In 2008, the U.S. government issued its first guidelines for physical activity, based on studies indicating which exercises people should try and how long they should be active in order to improve their health. The recommendations included daily physical activity of moderate to vigorous intensity for 60 minutes for children. But in the latest analysis of how well the advice is being followed, the National Center for Health Statistics found that only about 24.8% of youth surveyed in the National Health and Nutrition Examination Survey (NHANES)’s National Youth Fitness Survey got the recommended amount.

Young boys were more physically active than girls — 27% of boys met the guidelines compared to 22.5% of girls. Among boys, basketball was the most common way to exercise, followed by running, football and bike riding. For girls, running was the most common form of exercise, followed by walking, basketball and dancing.

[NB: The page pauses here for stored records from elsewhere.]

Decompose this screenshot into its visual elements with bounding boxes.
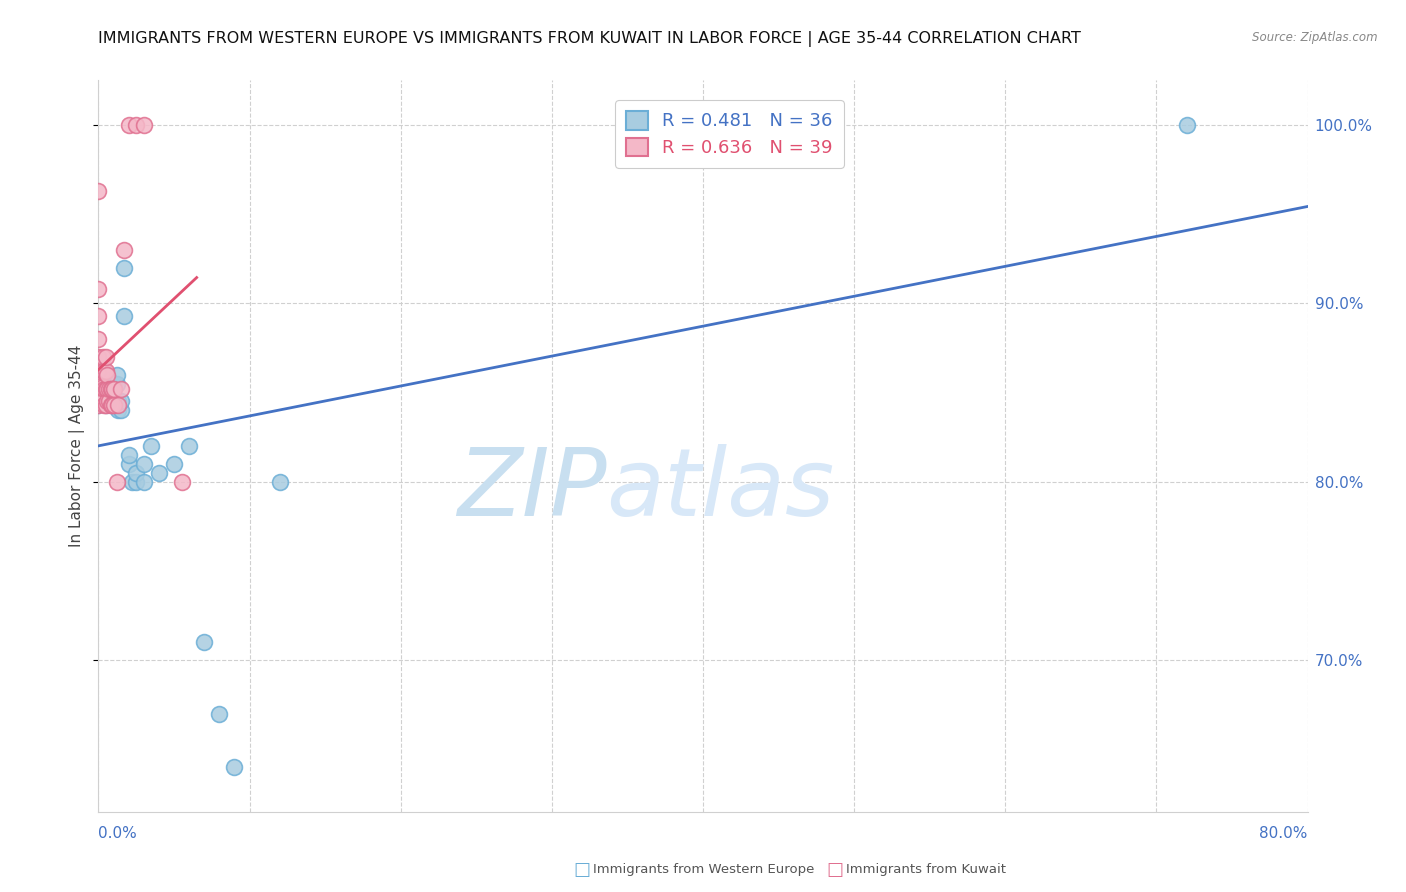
Point [112, 309, 135, 323]
Point [170, 475, 193, 489]
Point [94, 398, 117, 412]
Point [98, 382, 121, 396]
Text: atlas: atlas [606, 444, 835, 535]
Point [98, 382, 121, 396]
Point [193, 635, 215, 649]
Point [125, 118, 148, 132]
Point [110, 382, 132, 396]
Point [87, 309, 110, 323]
Point [103, 376, 125, 391]
Point [141, 439, 163, 453]
Point [94, 398, 117, 412]
Point [100, 389, 122, 403]
Point [100, 398, 122, 412]
Point [125, 475, 148, 489]
Point [224, 760, 246, 774]
Point [105, 475, 128, 489]
Point [91, 350, 114, 364]
Legend: R = 0.481   N = 36, R = 0.636   N = 39: R = 0.481 N = 36, R = 0.636 N = 39 [616, 100, 844, 168]
Point [101, 382, 124, 396]
Point [101, 376, 124, 391]
Point [94, 364, 117, 378]
Text: Immigrants from Kuwait: Immigrants from Kuwait [846, 863, 1007, 876]
Point [107, 398, 129, 412]
Point [87, 389, 110, 403]
Point [107, 394, 129, 409]
Text: □: □ [574, 861, 591, 879]
Point [87, 398, 110, 412]
Point [1175, 118, 1198, 132]
Point [96, 382, 118, 396]
Point [91, 394, 114, 409]
Point [103, 382, 125, 396]
Point [101, 398, 124, 412]
Point [118, 118, 141, 132]
Point [93, 382, 115, 396]
Text: 80.0%: 80.0% [1260, 826, 1308, 841]
Point [105, 376, 128, 391]
Point [103, 398, 125, 412]
Text: □: □ [827, 861, 844, 879]
Point [93, 398, 115, 412]
Point [112, 260, 135, 275]
Point [100, 382, 122, 396]
Point [94, 350, 117, 364]
Text: 0.0%: 0.0% [98, 826, 138, 841]
Point [91, 380, 114, 394]
Point [103, 398, 125, 412]
Point [110, 403, 132, 417]
Point [96, 368, 118, 382]
Point [91, 364, 114, 378]
Point [105, 368, 128, 382]
Point [87, 184, 110, 198]
Point [118, 457, 141, 471]
Point [269, 475, 291, 489]
Point [121, 475, 143, 489]
Point [112, 243, 135, 257]
Point [132, 475, 155, 489]
Point [132, 457, 155, 471]
Point [179, 439, 201, 453]
Y-axis label: In Labor Force | Age 35-44: In Labor Force | Age 35-44 [69, 345, 86, 547]
Point [93, 364, 115, 378]
Point [98, 373, 121, 387]
Point [87, 282, 110, 296]
Point [94, 382, 117, 396]
Point [98, 394, 121, 409]
Point [87, 350, 110, 364]
Point [96, 394, 118, 409]
Point [163, 457, 186, 471]
Point [107, 403, 129, 417]
Point [132, 118, 155, 132]
Point [100, 398, 122, 412]
Text: ZIP: ZIP [457, 444, 606, 535]
Point [103, 389, 125, 403]
Point [87, 376, 110, 391]
Point [87, 398, 110, 412]
Point [208, 706, 231, 721]
Point [118, 448, 141, 462]
Text: IMMIGRANTS FROM WESTERN EUROPE VS IMMIGRANTS FROM KUWAIT IN LABOR FORCE | AGE 35: IMMIGRANTS FROM WESTERN EUROPE VS IMMIGR… [98, 31, 1081, 47]
Text: Source: ZipAtlas.com: Source: ZipAtlas.com [1253, 31, 1378, 45]
Point [110, 394, 132, 409]
Point [101, 385, 124, 400]
Text: Immigrants from Western Europe: Immigrants from Western Europe [593, 863, 814, 876]
Point [148, 466, 170, 480]
Point [87, 364, 110, 378]
Point [87, 332, 110, 346]
Point [125, 466, 148, 480]
Point [94, 389, 117, 403]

The survey also revealed some unsurprising patterns between physical activity and weight; the percentage of boys who exercised dropped as their weight increased, confirming the vicious cycle between inactivity and obesity.

That suggests that public health campaigns such as First Lady Michelle Obama’s Let’s Move! effort might make heavier kids a priority, since they face greater challenges in exercising. With one out of every three children in the U.S. now overweight or obese, the survey authors say encouraging more kids to become active is critical to reducing their risk of becoming adults with chronic diseases such as diabetes, cancer and heart disease.